周りの支え、そしてさまざまな技術に助けられながら。

取材にいくときに駆使するのは、
音声を文字にしてくれる字おこしアプリと補聴器に直接音を届けてくれる小型マイク。

補聴器と、小型マイク

記者として最初の企画は、聴覚障害がある両親から生まれた聞こえる子ども“コーダ”について。
「聴覚障害の理解を広めたい」という決意でこの仕事を選んだこと、上司から「伝えたいという気持ちを大切にしなさい」と教えられたばかりであったことから、このテーマを選びました。

コーダは、生まれたときから“聞こえない世界”と“聞こえる世界”両方に身を置きます。
2つの世界の狭間はざまにいる自分とどこか近いものを感じました。
聴覚障害におけるさまざまな壁を、聞こえない人だけでなくて「聞こえる」人も、そして「こども」も感じている。
そのことを伝えたいと思ったのです。

企画は、ウェブ記事にもなっています。
よろしければご覧ください。

再び挑戦した、グランドスラム

そしてデフテニスの選手としては、去年の10月末、グランドスラムの一つである全豪オープンに招待され、出場の意思を大会に伝えました。

大学時代より練習時間は格段に減りましたが、大学のテニス部時代の先輩にコーチとしてついてもらったり同期にヒッティングパートナーになってもらったりして、短時間ながら密度の高い練習を重ねてきました。

「両立をするのはしんどいと、出場を決めたときに分かっていたはず。
今の自分にできることを精いっぱいしないと」
という先輩のことばを何度も自身で繰り返しながら。

そして1月に行われた全豪オープン。
結果は、シングルスで3位、ダブルスで優勝でした。

大学の先輩兼コーチと共に

みんなが生きやすい世界を目指して

私自身周りから見えにくい障害があるからか、
人は誰しも、負の側面があり、周りには見えない傷などを抱えているのではないかと思っています。

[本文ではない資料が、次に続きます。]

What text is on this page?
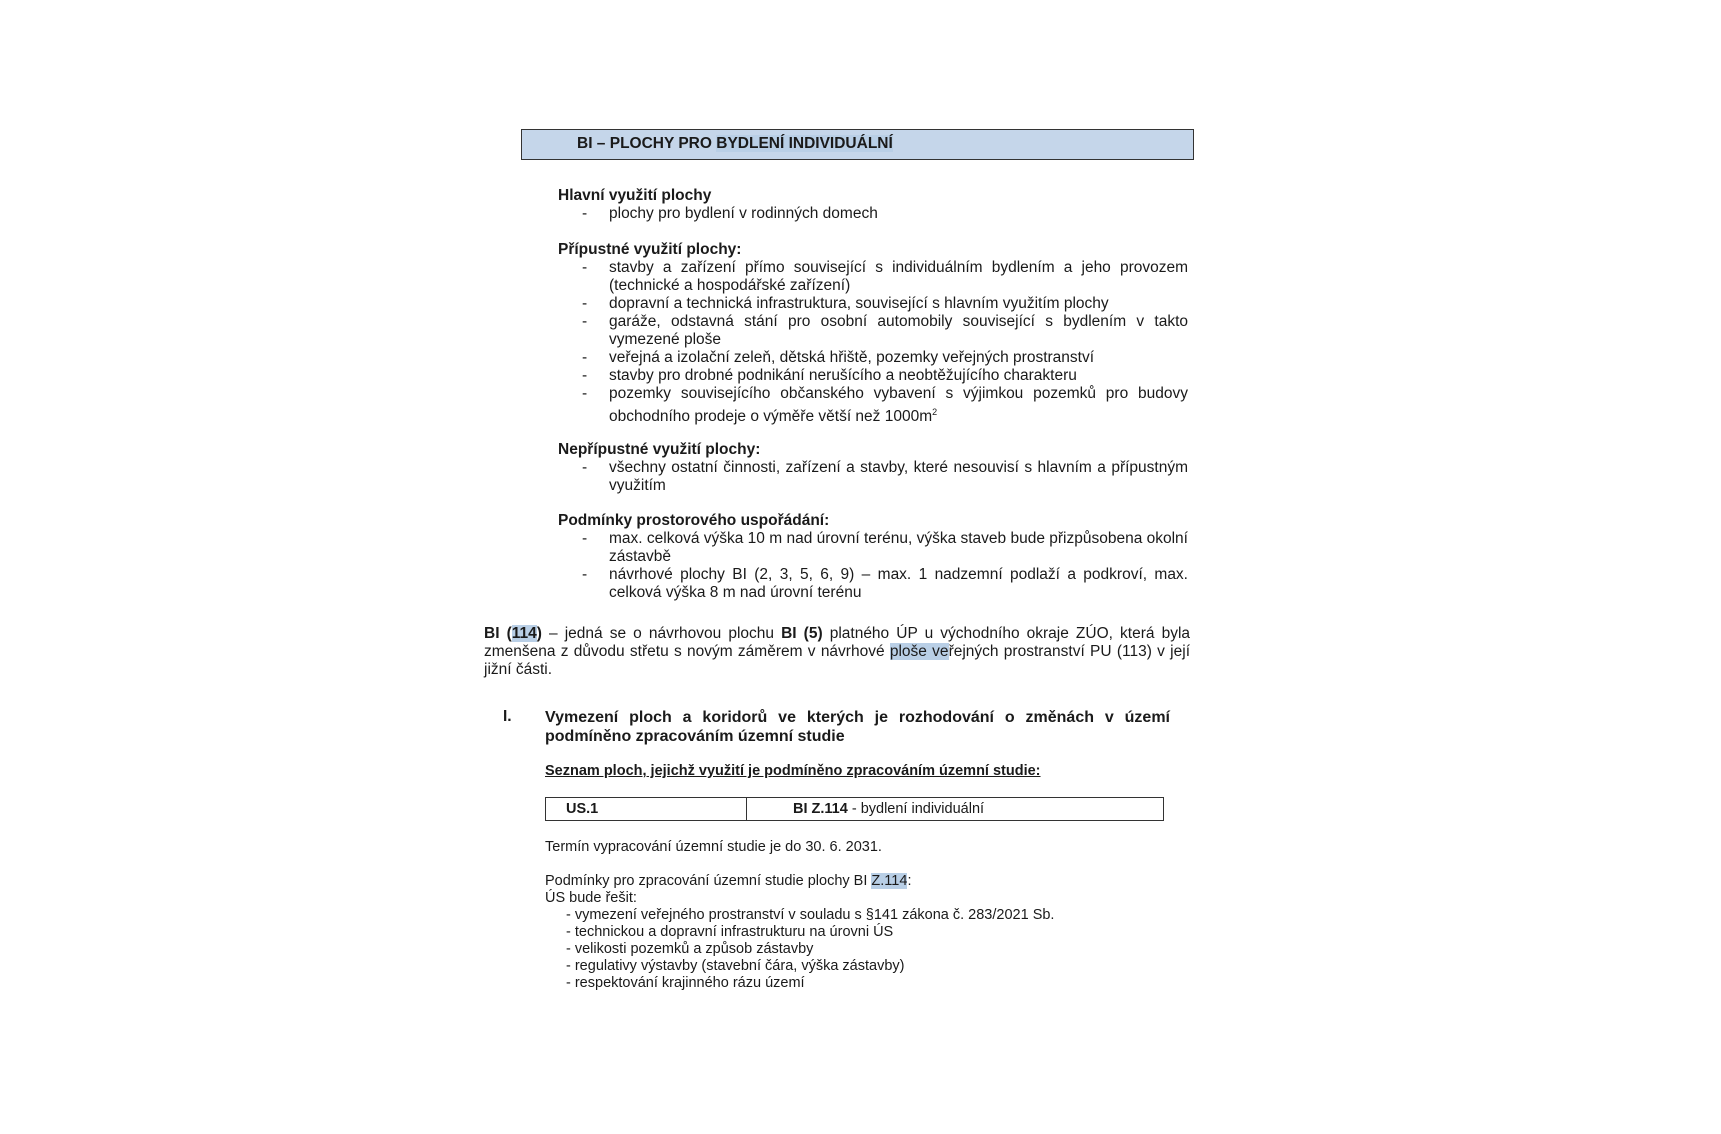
BI – PLOCHY PRO BYDLENÍ INDIVIDUÁLNÍ
Hlavní využití plochy
- plochy pro bydlení v rodinných domech
Přípustné využití plochy:
- stavby a zařízení přímo související s individuálním bydlením a jeho provozem (technické a hospodářské zařízení)
- dopravní a technická infrastruktura, související s hlavním využitím plochy
- garáže, odstavná stání pro osobní automobily související s bydlením v takto vymezené ploše
- veřejná a izolační zeleň, dětská hřiště, pozemky veřejných prostranství
- stavby pro drobné podnikání nerušícího a neobtěžujícího charakteru
- pozemky souvisejícího občanského vybavení s výjimkou pozemků pro budovy obchodního prodeje o výměře větší než $1000m^2$
Nepřípustné využití plochy:
- všechny ostatní činnosti, zařízení a stavby, které nesouvisí s hlavním a přípustným využitím
Podmínky prostorového uspořádání:
- max. celková výška 10 m nad úrovní terénu, výška staveb bude přizpůsobena okolní zástavbě
- návrhové plochy BI (2, 3, 5, 6, 9) – max. 1 nadzemní podlaží a podkroví, max. celková výška 8 m nad úrovní terénu
BI (114) – jedná se o návrhovou plochu BI (5) platného ÚP u východního okraje ZÚO, která byla zmenšena z důvodu střetu s novým záměrem v návrhové ploše veřejných prostranství PU (113) v její jižní části.
I. Vymezení ploch a koridorů ve kterých je rozhodování o změnách v území podmíněno zpracováním územní studie
Seznam ploch, jejichž využití je podmíněno zpracováním územní studie:
US.1	BI Z.114 - bydlení individuální
Termín vypracování územní studie je do 30. 6. 2031.
Podmínky pro zpracování územní studie plochy BI Z.114:
ÚS bude řešit:
- vymezení veřejného prostranství v souladu s §141 zákona č. 283/2021 Sb.
- technickou a dopravní infrastrukturu na úrovni ÚS
- velikosti pozemků a způsob zástavby
- regulativy výstavby (stavební čára, výška zástavby)
- respektování krajinného rázu území
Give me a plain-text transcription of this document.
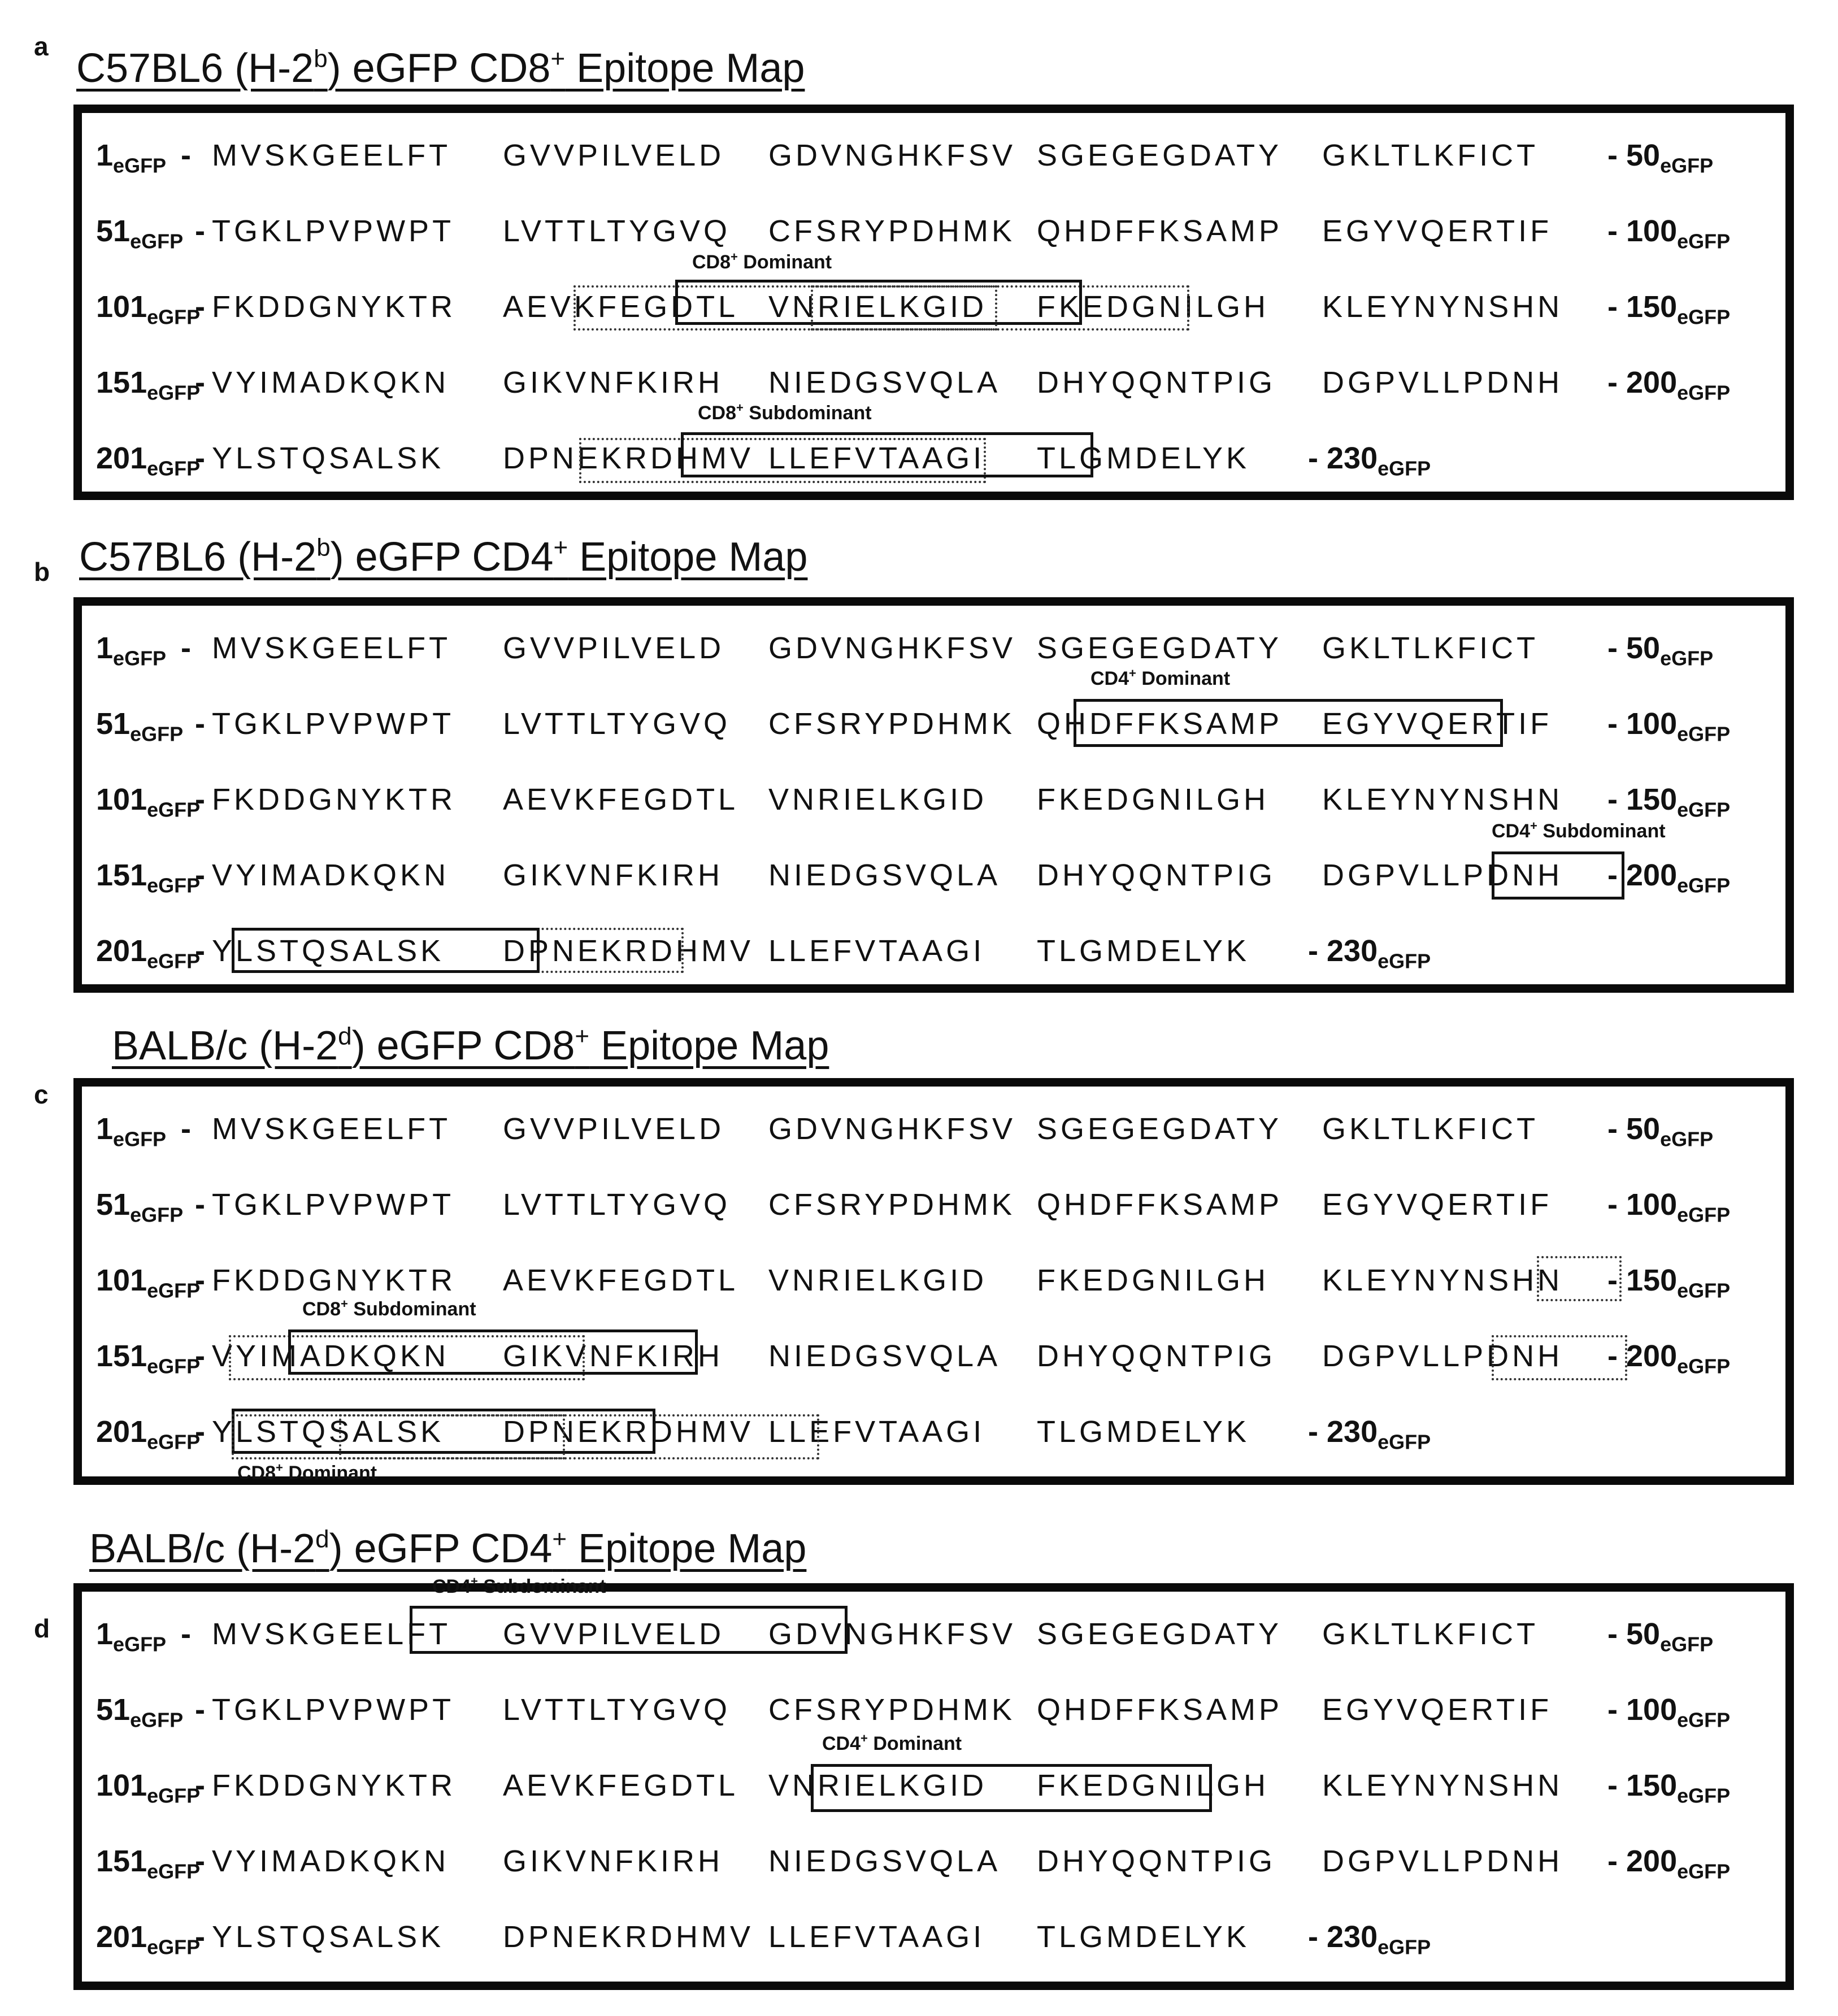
a C57BL6 (H-2$^b$) eGFP CD8+ Epitope Map
$1_{eGFP}$ - MVSKGEELFT GVVPILVELD GDVNGHKFSV SGEGEGDATY GKLTLKFICT - $50_{eGFP}$
$51_{eGFP}$ - TGKLPVPWPT LVTTLTYGVQ CFSRYPDHMK QHDFFKSAMP EGYVQERTIF - $100_{eGFP}$
$101_{eGFP}$
- FKDDGNYKTR AEVKFEGDTL VNRIELKGID FKEDGNILGH KLEYNYNSHN - $150_{eGFP}$
$151_{eGFP}$
- VYIMADKQKN GIKVNFKIRH NIEDGSVQLA DHYQQNTPIG DGPVLLPDNH - $200_{eGFP}$
$201_{eGFP}$
- YLSTQSALSK DPNEKRDHMV LLEFVTAAGI TLGMDELYK - $230_{eGFP}$
CD8+ Dominant
CD8+ Subdominant
b C57BL6 (H-2$^b$) eGFP CD4+ Epitope Map
$1_{eGFP}$ - MVSKGEELFT GVVPILVELD GDVNGHKFSV SGEGEGDATY GKLTLKFICT - $50_{eGFP}$
$51_{eGFP}$ - TGKLPVPWPT LVTTLTYGVQ CFSRYPDHMK QHDFFKSAMP EGYVQERTIF - $100_{eGFP}$
$101_{eGFP}$
- FKDDGNYKTR AEVKFEGDTL VNRIELKGID FKEDGNILGH KLEYNYNSHN - $150_{eGFP}$
$151_{eGFP}$
- VYIMADKQKN GIKVNFKIRH NIEDGSVQLA DHYQQNTPIG DGPVLLPDNH - $200_{eGFP}$
$201_{eGFP}$
- YLSTQSALSK DPNEKRDHMV LLEFVTAAGI TLGMDELYK - $230_{eGFP}$
CD4+ Dominant
CD4+ Subdominant
c
BALB/c (H-2$^d$) eGFP CD8+ Epitope Map
$1_{eGFP}$ - MVSKGEELFT GVVPILVELD GDVNGHKFSV SGEGEGDATY GKLTLKFICT - $50_{eGFP}$
$51_{eGFP}$ - TGKLPVPWPT LVTTLTYGVQ CFSRYPDHMK QHDFFKSAMP EGYVQERTIF - $100_{eGFP}$
$101_{eGFP}$
- FKDDGNYKTR AEVKFEGDTL VNRIELKGID FKEDGNILGH KLEYNYNSHN - $150_{eGFP}$
$151_{eGFP}$
- VYIMADKQKN GIKVNFKIRH NIEDGSVQLA DHYQQNTPIG DGPVLLPDNH - $200_{eGFP}$
$201_{eGFP}$
- YLSTQSALSK DPNEKRDHMV LLEFVTAAGI TLGMDELYK - $230_{eGFP}$
CD8+ Subdominant
CD8+ Dominant
d
BALB/c (H-2$^d$) eGFP CD4+ Epitope Map
$1_{eGFP}$ - MVSKGEELFT GVVPILVELD GDVNGHKFSV SGEGEGDATY GKLTLKFICT - $50_{eGFP}$
$51_{eGFP}$ - TGKLPVPWPT LVTTLTYGVQ CFSRYPDHMK QHDFFKSAMP EGYVQERTIF - $100_{eGFP}$
$101_{eGFP}$
- FKDDGNYKTR AEVKFEGDTL VNRIELKGID FKEDGNILGH KLEYNYNSHN - $150_{eGFP}$
$151_{eGFP}$
- VYIMADKQKN GIKVNFKIRH NIEDGSVQLA DHYQQNTPIG DGPVLLPDNH - $200_{eGFP}$
$201_{eGFP}$
- YLSTQSALSK DPNEKRDHMV LLEFVTAAGI TLGMDELYK - $230_{eGFP}$
CD4+ Subdominant
CD4+ Dominant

それを無意識に傷つけないよう、想像できる人でありたい。
でも、知らないと想像を膨らませることもできません。

「こんな人もいるのだ」と、知ってもらうことから周りの想像力につながり、
社会の行動につながっていくのだと思います。

私がかつて、テニス部の後輩や、イベントの子ども、取材を受けた記者からそう教わったように。

小さなことでも伝え、“知っている人”をどんどん増やし、誰もが生きやすいと思う社会に貢献したい。

「おかげでなんか生きやすくなったかもしれない」
そんな声が聞けるような仕事ができれば本望です。

2025年11月に東京で初めて開催されるデフリンピックは、100回目の記念すべき大会です。
聴覚障害のことを少しでも知ってもらえるよう、この機会を記者として伝えていきたい。
また、かなうなら、選手としても。